[“The Fuel-Gatherer’] by V.S. Naipaul

Although from different generations, Capildeo and Naipaul were cousins, and — having made my choices here without making this connection — I now see some shared qualities in their feeling for the post-colonial double exposure of place, as well as the deep history of English eloquence. The first part of The Enigma of Arrival, titled “Jack’s Garden”, appears to be a ruminative memoir of Naipaul’s experience of moving to the English countryside — specifically, Wiltshire — and gradually acclimatising to its ways. But then you realise he has somehow hypnotised you with his reflective narration in order to tell, obliquely, the nested stories of his neighbours, including Jack, his wife, and Jack’s father-in-law. 

There is something beautifully looping about the construction of Naipaul’s prose, throwing out lines of thought as leisurely as country walks, only to pull them tight like a trapper’s snare. This happens in the study of the father-in-law, who is introduced as “a Wordsworthian figure, bent, exaggeratedly bent, going gravely about his peasant tasks, as if in an immense Lake District solitude”. A recurring theme is the narrator’s attempt to reconcile the pre-industrial English pastoral that he absorbed from books in 1940s Trinidad and 1950s Oxford with the 1980s factory farming on his doorstep. Here, his allusion to Wordsworth — who was, of course, writing about the effects of industrialisation too — signals a novelist’s homage. In the ‘Preface’ to Lyrical Ballads (1800), Wordsworth argued that the language of poetry should not differ ‘from that of good prose’. Instead, he ensured poetic elevation through the passionate repetition of phrasing — and this is also one of the secrets of Naipaul’s miraculously steady and clear-eyed prose style. When the father-in-law is met “actually with a load of wood on his back: Wordsworthian, the subject of a poem Wordsworth might have called ‘The Fuel-Gatherer’”, the narrator sketches a man whom he only ever hears speak one word (“Dogs?”). Intensely observing his daily habits, Naipaul describes — with deepening sympathy — how the old man constructs a habitual “run” across the landscape, ignoring new boundaries by covering barbed wire with plastic sacking if necessary. 

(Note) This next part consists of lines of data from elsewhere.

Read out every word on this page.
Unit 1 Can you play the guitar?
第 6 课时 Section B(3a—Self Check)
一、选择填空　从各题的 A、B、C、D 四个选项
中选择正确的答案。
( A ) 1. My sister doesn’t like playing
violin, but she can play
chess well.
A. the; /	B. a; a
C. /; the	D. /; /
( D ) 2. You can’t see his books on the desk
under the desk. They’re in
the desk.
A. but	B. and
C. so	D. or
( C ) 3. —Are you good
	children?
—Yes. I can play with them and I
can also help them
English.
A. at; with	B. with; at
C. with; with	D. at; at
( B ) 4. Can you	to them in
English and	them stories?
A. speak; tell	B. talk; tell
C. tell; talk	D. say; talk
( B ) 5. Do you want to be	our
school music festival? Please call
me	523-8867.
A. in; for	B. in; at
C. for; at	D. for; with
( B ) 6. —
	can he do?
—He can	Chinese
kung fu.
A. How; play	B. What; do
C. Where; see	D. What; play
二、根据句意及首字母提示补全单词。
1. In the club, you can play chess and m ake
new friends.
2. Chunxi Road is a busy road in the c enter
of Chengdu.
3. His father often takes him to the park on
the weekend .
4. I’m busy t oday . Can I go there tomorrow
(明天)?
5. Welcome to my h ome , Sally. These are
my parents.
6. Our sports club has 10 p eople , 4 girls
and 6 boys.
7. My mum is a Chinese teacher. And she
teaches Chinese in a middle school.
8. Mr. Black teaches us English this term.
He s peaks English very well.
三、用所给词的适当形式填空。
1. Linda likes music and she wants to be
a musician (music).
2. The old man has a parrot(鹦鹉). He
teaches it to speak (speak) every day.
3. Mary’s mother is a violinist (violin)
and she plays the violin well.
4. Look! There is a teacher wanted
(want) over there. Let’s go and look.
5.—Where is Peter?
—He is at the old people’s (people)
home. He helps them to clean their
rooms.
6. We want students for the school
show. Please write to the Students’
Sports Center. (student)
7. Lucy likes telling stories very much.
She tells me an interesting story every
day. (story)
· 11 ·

At the end of the vignette, which covers a few pages, this last, unravelling sentence delivers a blow of pathos as profound as one of my favourite Lyrical Ballads, “The Last of the Flock”: “And so strong were the reminders of the old man’s presence, so much of his spirit appeared to hover over his run, over his stiles and steps and those oddly-place rolled-up plastic sack, even those he had rolled up and tied long ago and which were shredding now, plastic without its shine, blue turning to white, so much did all this speak of the old man moving slowly back and forth on his own errands, that it was some time before it occurred to me that I had not seen him for a while.”